By all accounts Herb Clutter was a hard-working, decent man. He lived in a modest home on a working farm with his wife Bonnie and their two teenage children, 16-year-old Nancy and 15-year-old Kenyon. Mr. Clutter apparently hired transient workers from time to time to help out around the farm and this act of kindness led to his family being massacred on that dark night.

After the family had turned in for the night, Dick Hickock and Perry Smith entered their world. It seems that Hickok. a recent prison parolee, had heard a rumor from a fellow inmate that a man named Clutter had a safe stuffed with money. That wasn’t true, but Hickok believed it to be. He recruited Perry Smith into his murderous scheme in which he repeatedly said that they would leave no witnesses. They didn’t.

Perry Smith (Top) and Dick Hickock
Once in the home, they cut the phone line and tied up the entire family, each in a separate room. They demanded that Herb Clutter open his safe. Mr. Clutter said that he had no safe and did not keep money in his house. They didn’t believe him but their search turned up nothing except for one of the children’s piggy bank.
Hickock then told Smith to kill the entire family. He first attempted to cut Herb Clutter’s throat but this didn’t go well. He shot Clutter with a shotgun and then moved from room to room killing the rest of the family. Smith and Hickock were ultimately captured and brought to trial with the major forensic evidence against them being a bloody boot print.

Truman Capote, fresh off his success with Breakfast at Tiffany’s, read about the case in the newspaper and decided he would write an article for New York magazine on how these brutal murders affected a small town America. He went there, along with his longtime, childhood friend in Monroeville, Alabama Harper Lee (To Kill A Mockingbird), to investigate the story.

Harper Lee receives Presidential Medal of Freedom
The murders not only turned the town of Holcomb upside down, they also affected Capote so much that the article became a novel and the novel transformed literature. It would be the last novel he ever completed.
Capote was an arrogant and self-absorbed jerk but he was a great writer. He boldly stated that his book based on this murder, which he titled In Cold Blood, would revolutionize the way novels were written. He was right. It created an entirely new genre. He called it faction. Today we would call it creative nonfiction.
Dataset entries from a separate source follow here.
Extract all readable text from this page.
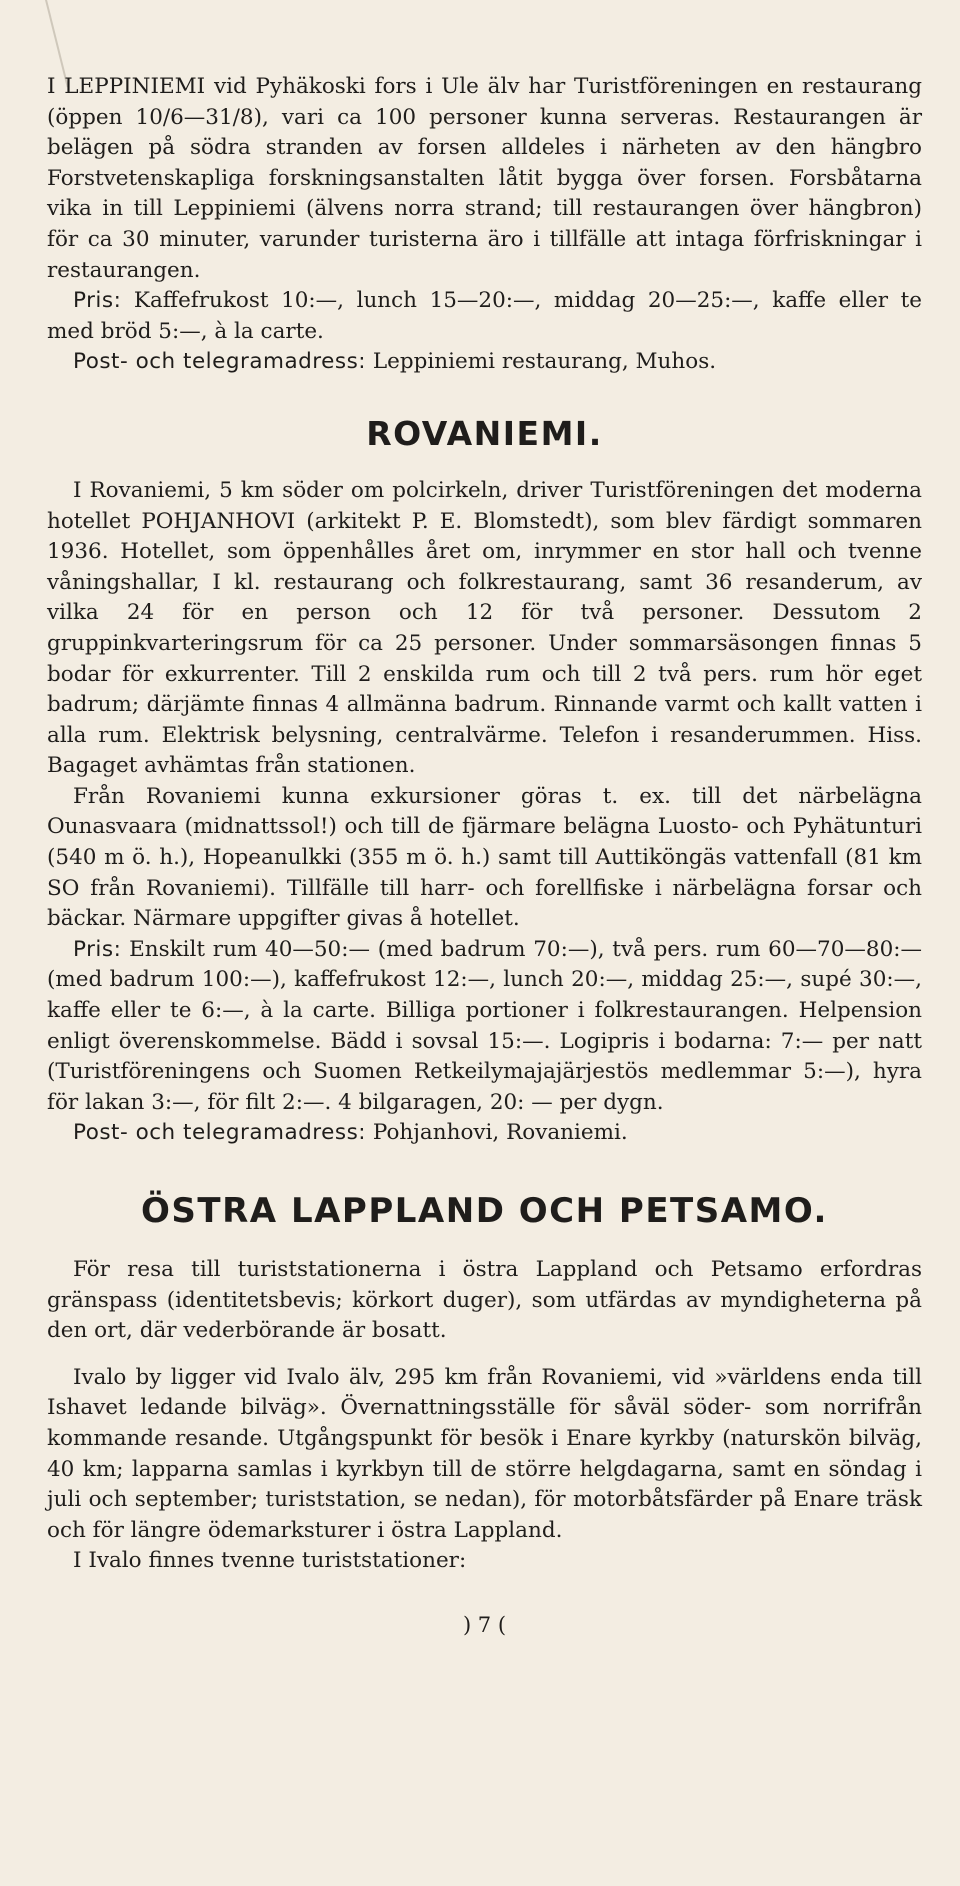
I LEPPINIEMI vid Pyhäkoski fors i Ule älv har Turistföreningen en restaurang (öppen 10/6—31/8), vari ca 100 personer kunna serveras. Restaurangen är belägen på södra stranden av forsen alldeles i närheten av den hängbro Forstvetenskapliga forskningsanstalten låtit bygga över forsen. Forsbåtarna vika in till Leppiniemi (älvens norra strand; till restaurangen över hängbron) för ca 30 minuter, varunder turisterna äro i tillfälle att intaga förfriskningar i restaurangen.

Pris: Kaffefrukost 10:—, lunch 15—20:—, middag 20—25:—, kaffe eller te med bröd 5:—, à la carte.

Post- och telegramadress: Leppiniemi restaurang, Muhos.

ROVANIEMI.

I Rovaniemi, 5 km söder om polcirkeln, driver Turistföreningen det moderna hotellet POHJANHOVI (arkitekt P. E. Blomstedt), som blev färdigt sommaren 1936. Hotellet, som öppenhålles året om, inrymmer en stor hall och tvenne våningshallar, I kl. restaurang och folkrestaurang, samt 36 resanderum, av vilka 24 för en person och 12 för två personer. Dessutom 2 gruppinkvarteringsrum för ca 25 personer. Under sommarsäsongen finnas 5 bodar för exkurrenter. Till 2 enskilda rum och till 2 två pers. rum hör eget badrum; därjämte finnas 4 allmänna badrum. Rinnande varmt och kallt vatten i alla rum. Elektrisk belysning, centralvärme. Telefon i resanderummen. Hiss. Bagaget avhämtas från stationen.

Från Rovaniemi kunna exkursioner göras t. ex. till det närbelägna Ounasvaara (midnattssol!) och till de fjärmare belägna Luosto- och Pyhätunturi (540 m ö. h.), Hopeanulkki (355 m ö. h.) samt till Auttiköngäs vattenfall (81 km SO från Rovaniemi). Tillfälle till harr- och forellfiske i närbelägna forsar och bäckar. Närmare uppgifter givas å hotellet.

Pris: Enskilt rum 40—50:— (med badrum 70:—), två pers. rum 60—70—80:— (med badrum 100:—), kaffefrukost 12:—, lunch 20:—, middag 25:—, supé 30:—, kaffe eller te 6:—, à la carte. Billiga portioner i folkrestaurangen. Helpension enligt överenskommelse. Bädd i sovsal 15:—. Logipris i bodarna: 7:— per natt (Turistföreningens och Suomen Retkeilymajajärjestös medlemmar 5:—), hyra för lakan 3:—, för filt 2:—. 4 bilgaragen, 20: — per dygn.

Post- och telegramadress: Pohjanhovi, Rovaniemi.

ÖSTRA LAPPLAND OCH PETSAMO.

För resa till turiststationerna i östra Lappland och Petsamo erfordras gränspass (identitetsbevis; körkort duger), som utfärdas av myndigheterna på den ort, där vederbörande är bosatt.

Ivalo by ligger vid Ivalo älv, 295 km från Rovaniemi, vid »världens enda till Ishavet ledande bilväg». Övernattningsställe för såväl söder- som norrifrån kommande resande. Utgångspunkt för besök i Enare kyrkby (naturskön bilväg, 40 km; lapparna samlas i kyrkbyn till de större helgdagarna, samt en söndag i juli och september; turiststation, se nedan), för motorbåtsfärder på Enare träsk och för längre ödemarksturer i östra Lappland.

I Ivalo finnes tvenne turiststationer:

) 7 (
The book created great controversy on several fronts. Many were dismayed that Capote used fictional elements in what was a true crime story. He was accused of manipulating the facts for his own purposes. Kenneth Tynan, in his review for The Observer, went further. He accused Capote of using Smith and Hickock for their information about the killings but then did not help them with their defense as much as he should have. He felt that Capote actually wanted the pair executed so he would have an ending to his story. This controversy remains unsettled.
In Cold Blood is without doubt one of the best crime novels ever written and at the same time one of the best true crime stories you’ll ever read. If you have not read it do yourself a favor. The story is compelling, the writing even more so.